Kurdischer Menschenrechtsanwalt
Im Prozess um den Mord an dem kurdischen Menschenrechtsanwalt Tahir Elçi sind drei wegen fahrlässiger Tötung angeklagte Polizisten freigesprochen worden. Die 10. Strafkammer des Schwurgerichtshofs in Amed (tr. Diyarbakir) folgte heute dem Antrag der Staatsanwaltschaft, die zur Begründung sagte, Tahir Elçi sei durch eine Kugel getötet worden, deren Ursprung nicht ermittelt werden könne.
Auf einer Pressekonferenz für Frieden erschossen
Der ehemalige Vorsitzende der Anwaltskammer von Diyarbakır, Tahir Elçi, war am 28. November 2015 im Altstadtbezirk Sûr während einer Pressekonferenz, auf der er vor dem Hintergrund der Ausgangssperren und Militäroperationen der türkischen Armee zu Frieden aufrief, erschossen worden. „Wir wollen in diesem Gebiet, das Heimat und Wiege so vieler Zivilisationen war, keine Gewalt, keinen Krieg, keine Zerstörung und keine bewaffneten Operationen“, sagte Elçi kurz vor seinem Tod. Für sein Pressestatement hatte er das „Vierbeinige Minarett“ gewählt, ein historisches Bauwerk, das während der türkischen Militärblockade in Sûr beschädigt worden war.
Noch während Elçi sprach, fielen in der Nähe der Altstadtgasse mehrere Schüsse. Dort eröffneten zwei Mitglieder der Zivilen Verteidigungseinheiten (YPS) das Feuer auf zwei Polizisten, die später starben. Die Täter rannten in die Gasse, in der Elçi, Beamte der Stelle für polizeiliche Kameraüberwachung und zahlreiche Pressevertreter standen. Deren Aufnahmen zeigten, wie Zivilpolizisten auf die fliehenden Männer schießen. Zum Ende der Schießerei war nur Elçi tot, ihn traf ein Kopfschuss von hinten.
Fallrekonstruktion von Forensic Architecture
Die Regierung behaupte umgehend, die YPS „und damit die PKK“ habe den Anwalt erschossen. Doch Spezialist:innen für Fallrekonstruktion der Kunst- und Rechercheagentur „Forensic Architecture”, einer an das Institut für Architektur der Goldsmiths-Universität in London angeschlossenen Initiative, stellten durch eine im Februar 2019 fertiggestellte Videorekonstruktion fest, dass nur drei Polizisten als Täter in Frage kommen. Einer von ihnen sei „mit Sicherheit“ der Täter.

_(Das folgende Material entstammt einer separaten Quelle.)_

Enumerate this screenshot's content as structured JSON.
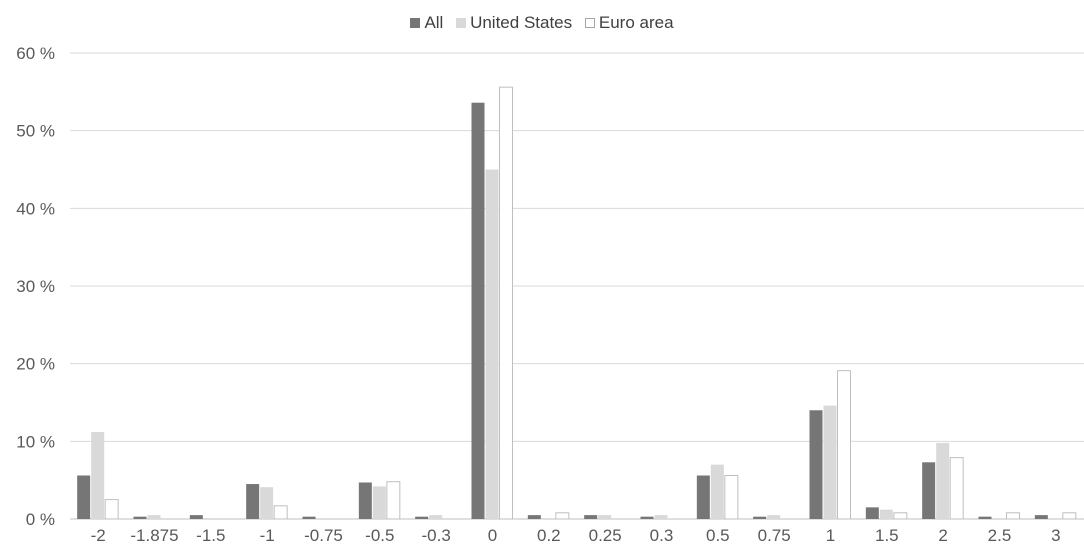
{
  "chart_data": {
    "type": "bar",
    "title": "",
    "xlabel": "",
    "ylabel": "",
    "ylim": [
      0,
      60
    ],
    "yticks": [
      0,
      10,
      20,
      30,
      40,
      50,
      60
    ],
    "ytick_labels": [
      "0 %",
      "10 %",
      "20 %",
      "30 %",
      "40 %",
      "50 %",
      "60 %"
    ],
    "grid": "horizontal",
    "legend_position": "top-center",
    "categories": [
      "-2",
      "-1.875",
      "-1.5",
      "-1",
      "-0.75",
      "-0.5",
      "-0.3",
      "0",
      "0.2",
      "0.25",
      "0.3",
      "0.5",
      "0.75",
      "1",
      "1.5",
      "2",
      "2.5",
      "3"
    ],
    "series": [
      {
        "name": "All",
        "color": "#767676",
        "values": [
          5.6,
          0.3,
          0.5,
          4.5,
          0.3,
          4.7,
          0.3,
          53.6,
          0.5,
          0.5,
          0.3,
          5.6,
          0.3,
          14.0,
          1.5,
          7.3,
          0.3,
          0.5
        ]
      },
      {
        "name": "United States",
        "color": "#d9d9d9",
        "values": [
          11.2,
          0.5,
          0.0,
          4.1,
          0.0,
          4.2,
          0.5,
          45.0,
          0.0,
          0.5,
          0.5,
          7.0,
          0.5,
          14.6,
          1.2,
          9.8,
          0.0,
          0.0
        ]
      },
      {
        "name": "Euro area",
        "color": "#ffffff",
        "values": [
          2.5,
          0.0,
          0.0,
          1.7,
          0.0,
          4.8,
          0.0,
          55.6,
          0.8,
          0.0,
          0.0,
          5.6,
          0.0,
          19.1,
          0.8,
          7.9,
          0.8,
          0.8
        ]
      }
    ]
  }
}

Weitere anderthalb Jahre mussten vergehen, bis gegen die Polizisten Sinan Tabur, Fuat Tan und Mesut Sevgi im Oktober 2020 Anklage erhoben wurde – wegen „fahrlässiger Tötung“. Die Beamten blieben trotz der Anklage weiter im Dienst. Im selben Verfahren wurde das flüchtige YPS-Mitglied Uğur Yakışır wegen Mordes an Tahir Elçi und zwei Polizisten und der versuchten Zerstörung der Einheit und Integrität des Staates angeklagt.

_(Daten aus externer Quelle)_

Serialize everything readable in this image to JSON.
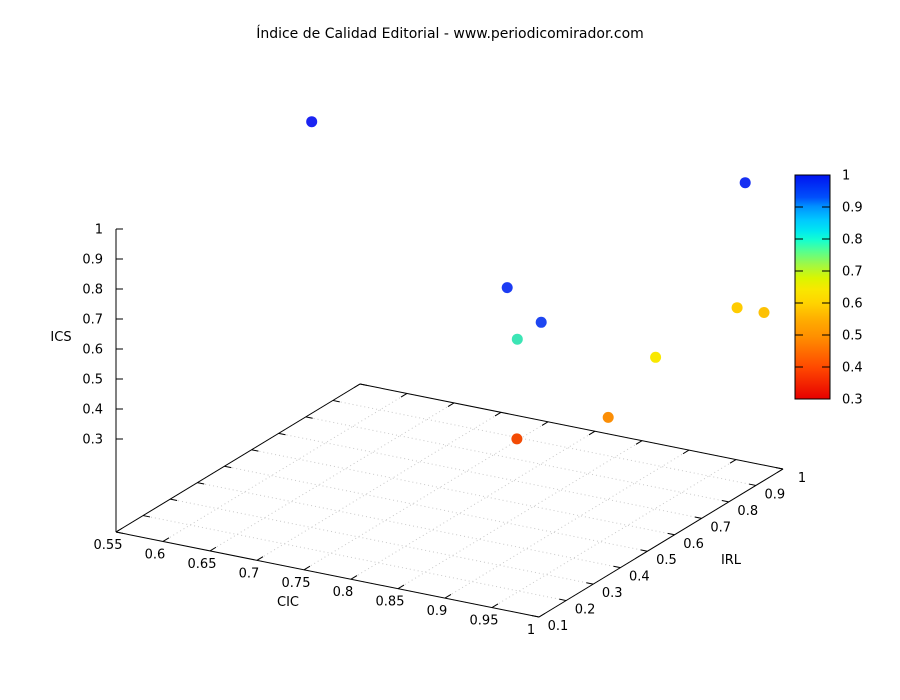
{
  "title": "Índice de Calidad Editorial - www.periodicomirador.com",
  "chart_data": {
    "type": "scatter",
    "projection": "3d",
    "grid": "dotted",
    "axes": {
      "x": {
        "label": "CIC",
        "min": 0.55,
        "max": 1,
        "ticks": [
          {
            "v": 0.55,
            "label": "0.55"
          },
          {
            "v": 0.6,
            "label": "0.6"
          },
          {
            "v": 0.65,
            "label": "0.65"
          },
          {
            "v": 0.7,
            "label": "0.7"
          },
          {
            "v": 0.75,
            "label": "0.75"
          },
          {
            "v": 0.8,
            "label": "0.8"
          },
          {
            "v": 0.85,
            "label": "0.85"
          },
          {
            "v": 0.9,
            "label": "0.9"
          },
          {
            "v": 0.95,
            "label": "0.95"
          },
          {
            "v": 1,
            "label": "1"
          }
        ]
      },
      "y": {
        "label": "IRL",
        "min": 0.1,
        "max": 1,
        "ticks": [
          {
            "v": 0.1,
            "label": "0.1"
          },
          {
            "v": 0.2,
            "label": "0.2"
          },
          {
            "v": 0.3,
            "label": "0.3"
          },
          {
            "v": 0.4,
            "label": "0.4"
          },
          {
            "v": 0.5,
            "label": "0.5"
          },
          {
            "v": 0.6,
            "label": "0.6"
          },
          {
            "v": 0.7,
            "label": "0.7"
          },
          {
            "v": 0.8,
            "label": "0.8"
          },
          {
            "v": 0.9,
            "label": "0.9"
          },
          {
            "v": 1,
            "label": "1"
          }
        ]
      },
      "z": {
        "label": "ICS",
        "min": 0.3,
        "max": 1,
        "ticks": [
          {
            "v": 0.3,
            "label": "0.3"
          },
          {
            "v": 0.4,
            "label": "0.4"
          },
          {
            "v": 0.5,
            "label": "0.5"
          },
          {
            "v": 0.6,
            "label": "0.6"
          },
          {
            "v": 0.7,
            "label": "0.7"
          },
          {
            "v": 0.8,
            "label": "0.8"
          },
          {
            "v": 0.9,
            "label": "0.9"
          },
          {
            "v": 1,
            "label": "1"
          }
        ]
      }
    },
    "colorbar": {
      "min": 0.3,
      "max": 1,
      "ticks": [
        {
          "v": 1,
          "label": "1"
        },
        {
          "v": 0.9,
          "label": "0.9"
        },
        {
          "v": 0.8,
          "label": "0.8"
        },
        {
          "v": 0.7,
          "label": "0.7"
        },
        {
          "v": 0.6,
          "label": "0.6"
        },
        {
          "v": 0.5,
          "label": "0.5"
        },
        {
          "v": 0.4,
          "label": "0.4"
        },
        {
          "v": 0.3,
          "label": "0.3"
        }
      ],
      "gradient": [
        {
          "o": 0,
          "c": "#0013f0"
        },
        {
          "o": 10,
          "c": "#0050fb"
        },
        {
          "o": 14,
          "c": "#0090ff"
        },
        {
          "o": 20,
          "c": "#00c8ff"
        },
        {
          "o": 25,
          "c": "#00e8f0"
        },
        {
          "o": 29,
          "c": "#14ffd0"
        },
        {
          "o": 34,
          "c": "#55ff90"
        },
        {
          "o": 40,
          "c": "#a0f845"
        },
        {
          "o": 46,
          "c": "#daf600"
        },
        {
          "o": 51,
          "c": "#f8e800"
        },
        {
          "o": 57,
          "c": "#ffd400"
        },
        {
          "o": 65,
          "c": "#ffab00"
        },
        {
          "o": 72,
          "c": "#ff9000"
        },
        {
          "o": 86,
          "c": "#ff4800"
        },
        {
          "o": 100,
          "c": "#e70000"
        }
      ]
    },
    "points": [
      {
        "cic": 0.565,
        "irl": 0.77,
        "ics": 1.0,
        "color": "#1b24f2"
      },
      {
        "cic": 0.98,
        "irl": 0.93,
        "ics": 0.97,
        "color": "#162ff2"
      },
      {
        "cic": 0.92,
        "irl": 0.26,
        "ics": 0.95,
        "color": "#1c3cf3"
      },
      {
        "cic": 0.985,
        "irl": 0.16,
        "ics": 0.93,
        "color": "#1e46f1"
      },
      {
        "cic": 0.925,
        "irl": 0.28,
        "ics": 0.77,
        "color": "#3ce5b5"
      },
      {
        "cic": 0.98,
        "irl": 0.9,
        "ics": 0.57,
        "color": "#ffcc01"
      },
      {
        "cic": 1.0,
        "irl": 0.93,
        "ics": 0.55,
        "color": "#fdc104"
      },
      {
        "cic": 1.0,
        "irl": 0.53,
        "ics": 0.62,
        "color": "#f9e800"
      },
      {
        "cic": 0.99,
        "irl": 0.39,
        "ics": 0.49,
        "color": "#fb8e06"
      },
      {
        "cic": 0.89,
        "irl": 0.4,
        "ics": 0.35,
        "color": "#f34b04"
      }
    ]
  }
}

Zeugen widerrufen erpresste Aussagen
Die letzte Verhandlung in dem Prozess fand am 6. März statt, und es gab viele neue Entwicklungen. Zeugen, die während der Ermittlungsphase ausgesagt hatten, dass der Mord an Tahir Elçi von der PKK geplant wurde und der tödliche Schuss von den YPS-Mitgliedern Mahsum Gürkan oder Uğur Yakışır abgefeuert worden sei, bestritten ihre Aussagen vor Gericht. Der Zeuge Recep Özbek sagte: „Ich war am Tag des Mordes im Gefängnis und über Mahsum Gürkan wegen einiger seiner Verhaltensweisen verärgert. Deshalb habe ich ausgesagt, dass er ihn getötet hat.
Ein weiterer Zeuge, Deniz Ataş, hat nach eigenen Angaben aus Angst eine vorgefertigte Aussage unterzeichnet. Er sei gefoltert worden und ein Staatsanwalt habe ihm die Freilassung versprochen, andernfalls werde er getötet: „Ich hatte Angst und habe die Erklärung unterschrieben, ohne sie zu lesen. Ich weiß nicht einmal, wer Tahir Elçi ist.“ Der Widerruf beider Zeugenaussagen wurde vom Gericht ignoriert.